Segment trees
How segment trees enable efficient range queries and range updates in O(log N), the data structure behind real-time leaderboards, financial analytics, and database range aggregations.
The problem
You are building a real-time gaming leaderboard. One million players have scores that change constantly (point updates), and your API needs to answer "how many players have scores between 500 and 1000?" (range queries) in under 10 milliseconds.
With a raw array, answering a range query requires scanning every element in the range. For a million elements, that is O(N) per query. At 10,000 queries per second, you are doing 10 billion comparisons per second. The leaderboard page takes 3 seconds to load. Response times degrade linearly as the player base grows.

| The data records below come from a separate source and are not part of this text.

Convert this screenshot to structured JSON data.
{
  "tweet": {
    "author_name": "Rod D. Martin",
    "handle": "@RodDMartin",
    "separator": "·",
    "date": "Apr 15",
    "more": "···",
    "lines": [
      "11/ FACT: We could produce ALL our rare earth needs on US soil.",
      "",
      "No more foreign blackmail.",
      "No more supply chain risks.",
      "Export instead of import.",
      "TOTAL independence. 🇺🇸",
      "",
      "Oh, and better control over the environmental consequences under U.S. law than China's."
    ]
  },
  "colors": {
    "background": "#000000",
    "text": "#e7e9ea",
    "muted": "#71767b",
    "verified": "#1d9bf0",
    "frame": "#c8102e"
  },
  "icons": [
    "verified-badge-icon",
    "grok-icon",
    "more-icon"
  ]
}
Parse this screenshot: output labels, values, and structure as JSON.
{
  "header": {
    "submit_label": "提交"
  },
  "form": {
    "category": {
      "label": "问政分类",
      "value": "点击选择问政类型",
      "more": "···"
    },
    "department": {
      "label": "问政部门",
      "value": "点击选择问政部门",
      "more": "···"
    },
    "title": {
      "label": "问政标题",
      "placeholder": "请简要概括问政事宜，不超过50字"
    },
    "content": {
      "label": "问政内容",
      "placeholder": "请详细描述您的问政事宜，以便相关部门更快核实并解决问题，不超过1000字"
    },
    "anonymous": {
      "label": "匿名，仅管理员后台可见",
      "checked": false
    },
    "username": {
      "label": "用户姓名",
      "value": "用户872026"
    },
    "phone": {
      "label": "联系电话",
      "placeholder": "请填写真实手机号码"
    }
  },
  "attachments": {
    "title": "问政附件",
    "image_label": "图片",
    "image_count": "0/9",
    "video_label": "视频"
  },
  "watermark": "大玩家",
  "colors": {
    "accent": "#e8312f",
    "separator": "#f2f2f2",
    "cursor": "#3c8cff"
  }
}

You could precompute prefix sums for O(1) range queries. But when a player's score changes, you must rebuild the entire prefix sum array, which is O(N). With 50,000 score updates per second, the prefix sum array is permanently stale. By the time you finish rebuilding, thousands of new updates have arrived.
This is the fundamental tension: arrays are fast to update but slow to query. Prefix sums are fast to query but slow to update. You need a structure that gives O(log N) for both operations simultaneously.
| Approach | Query | Update |
|---|---|---|
| Raw array | O(N) scan | O(1) |
| Prefix sum array | O(1) | O(N) rebuild |
| Segment tree | O(log N) | O(log N) |
When both queries and updates happen at scale, neither extreme works. Segment trees handle both in O(log N).
What it is
A segment tree is a binary tree where each node stores a precomputed aggregate (sum, min, max, count) over a contiguous segment of an array. The root covers the entire array, and each leaf covers a single element.
Think of a company org chart for budget tracking. The CEO node holds the total budget of the entire company. Each VP node holds the total for their division. Each manager node holds the total for their team. Each individual contributor is a leaf with their own budget. To find the total budget of divisions 3 through 5, you sum three VP nodes instead of iterating through hundreds of employees. When one employee's budget changes, you update their leaf and recalculate upward through their manager, VP, and CEO, touching only log(N) nodes.
Interview tip: the one-liner
"A segment tree precomputes aggregates over every possible range in O(N) space, then answers any range query in O(log N) by combining at most 2 * log(N) precomputed nodes, and handles point updates in O(log N) by recomputing ancestors."
How it works
A segment tree is a complete binary tree. Each node stores the aggregate of a range of the original array. The root covers the full array; leaves cover individual elements.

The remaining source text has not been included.